2. Danica Patrick, la bombe made in USA
Le charme et la vitesse, un cocktail explosif qu'on retrouve en grande concentration chez Danica Patrick. Née sur un karting puis formée à la monoplace anglaise, la belle américaine s'est vite fait un nom sur les ovales US. Et pas que pour ses poses en maillot de bain en couverture de Sports Illustrated. En 2005, elle participe à sa première saison en IndyCar. Un coup de maître pour son écurie Rahal-Letterman puisque Danica Patrick se qualifie en 4e position à Indianapolis. Elle va réussir à mener la course avant de terminer au 4e rang. Un exploit majuscule dans le temple de la vitesse. Aux Etats-Unis, il n'en faut pas plus pour qu'une Danica-Mania se propage dans tous les foyers, fan ou pas de sport mécanique. Après trois podiums en 2007, elle décroche enfin son premier succès l'année suivante sur le Twin Ring de Motegi. Troisième de l'Indy500 en 2009, Danica Patrick est régulièrement annoncée en F1. C'est pourtant en Nascar qu'elle se réfugie. Après deux années d'apprentissage en Nascar Nationwide, la D2 de la discipline, elle rejoint le gratin en Sprint Cup en 2013. La saison s'ouvre à Daytona. Bingo ! Danica Patrick réalise la pole position, la première d'une femme dans l'univers ultra-machiste des courses sur ovale.

3. Jutta Kleinschmidt, la renarde du désert
Cyril Despres est passé du statut de mécanicien à celui de quintuple vainqueur du Dakar à moto. Ça marche aussi avec les ingénieurs. Diplômée en physique, Jutta Kleinschmidt a débarqué chez BMW en 1987. L'année suivante, elle contractait le virus du Dakar au guidon d'une moto allemande. Première féminine au Cap (1992) et à Dakar (1993) sur deux roues, elle se recycle sur quatre roues en 1994. Pendant plus de dix ans, Kleinschmidt "flirtera" avec les gros bras du rallye-raid. Vainqueur de sa première étape en 1997, l'Allemande montait sur toutes les places du podium. Une année après son titre de vice-championne du monde de rallye-raid, elle s'imposait sur le Dakar en 2001, au grand dam de certains hommes…

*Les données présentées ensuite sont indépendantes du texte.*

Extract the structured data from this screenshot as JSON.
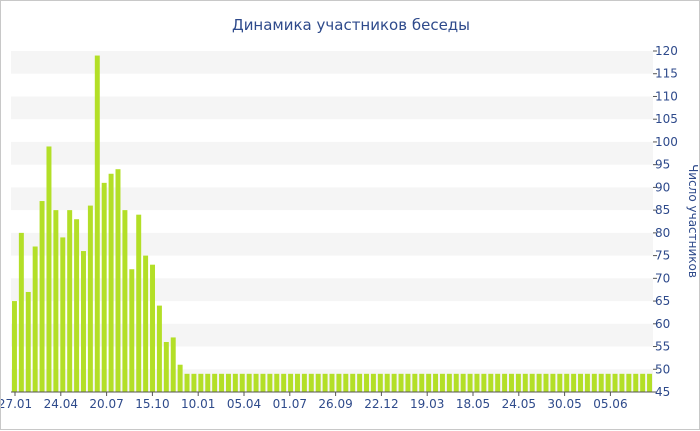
{
  "chart_data": {
    "type": "bar",
    "title": "Динамика участников беседы",
    "ylabel": "Число участников",
    "ylim": [
      45,
      120
    ],
    "yticks": [
      45,
      50,
      55,
      60,
      65,
      70,
      75,
      80,
      85,
      90,
      95,
      100,
      105,
      110,
      115,
      120
    ],
    "x_tick_labels": [
      "27.01",
      "24.04",
      "20.07",
      "15.10",
      "10.01",
      "05.04",
      "01.07",
      "26.09",
      "22.12",
      "19.03",
      "18.05",
      "24.05",
      "30.05",
      "05.06"
    ],
    "grid": "alternating horizontal bands",
    "color": "#b3df27",
    "values": [
      65,
      80,
      67,
      77,
      87,
      99,
      85,
      79,
      85,
      83,
      76,
      86,
      119,
      91,
      93,
      94,
      85,
      72,
      84,
      75,
      73,
      64,
      56,
      57,
      51,
      49,
      49,
      49,
      49,
      49,
      49,
      49,
      49,
      49,
      49,
      49,
      49,
      49,
      49,
      49,
      49,
      49,
      49,
      49,
      49,
      49,
      49,
      49,
      49,
      49,
      49,
      49,
      49,
      49,
      49,
      49,
      49,
      49,
      49,
      49,
      49,
      49,
      49,
      49,
      49,
      49,
      49,
      49,
      49,
      49,
      49,
      49,
      49,
      49,
      49,
      49,
      49,
      49,
      49,
      49,
      49,
      49,
      49,
      49,
      49,
      49,
      49,
      49,
      49,
      49,
      49,
      49,
      49
    ]
  }
}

4. Lella Lombardi, la "Tigresse" de la F1
Le WRC, les rallyes-raids, l'endurance, il n'y a que la F1 qui résiste encore aux femmes. Certaines s'y sont essayées avec plus ou moins de succès. La plus connue et la plus "capée" à ce jour est l'Italienne Lella Lombardi. Avec dix départs à son actif et un demi point inscrit, elle est un cas unique dans l'histoire de la F1. Surnommée la "Tigresse de Turin" pour sa pugnacité et sa froideur en course, Lella Lombardi est apparue dans la discipline reine du sport auto en plein milieu des années 70. Et à cette époque, il fallait du courage pour rouler dans ces monstres de puissance mais à la cuirasse bien fragile. Recrutée par Franck Williams puis pilote March, l'Italienne a lutté pour se faire une petite place dans le peloton. Sans les problèmes de fiabilité récurrents à cette époque et le règlement qui ne donnait des points qu'aux six premiers, elle aurait certainement un autre palmarès. Mais on ne refait pas l'histoire.

5. Anny-Charlotte Verney, la reine de l'endurance
Anny-Charlotte Verney est issue d'une grande famille de l'automobile (son père Louis Verney a œuvré pour la création des 24 Heures du Mans et le mari de sa tante est le fils d'Amédée Bollée). Portée sur le volant, elle avait la compétition dans le sang. C'est tout logiquement qu'elle est devenue l'une des figures des 24 Heures du Mans avec dix participations entre 1974 et 1983, un record pour une femme. Non contente de participer, Anny-Charlotte Verney y a obtenu de belles places d'honneur avec une 6e position en 1981. Multiple championne de France des circuits et des voitures de production, elle a également dix participations au Dakar à son actif.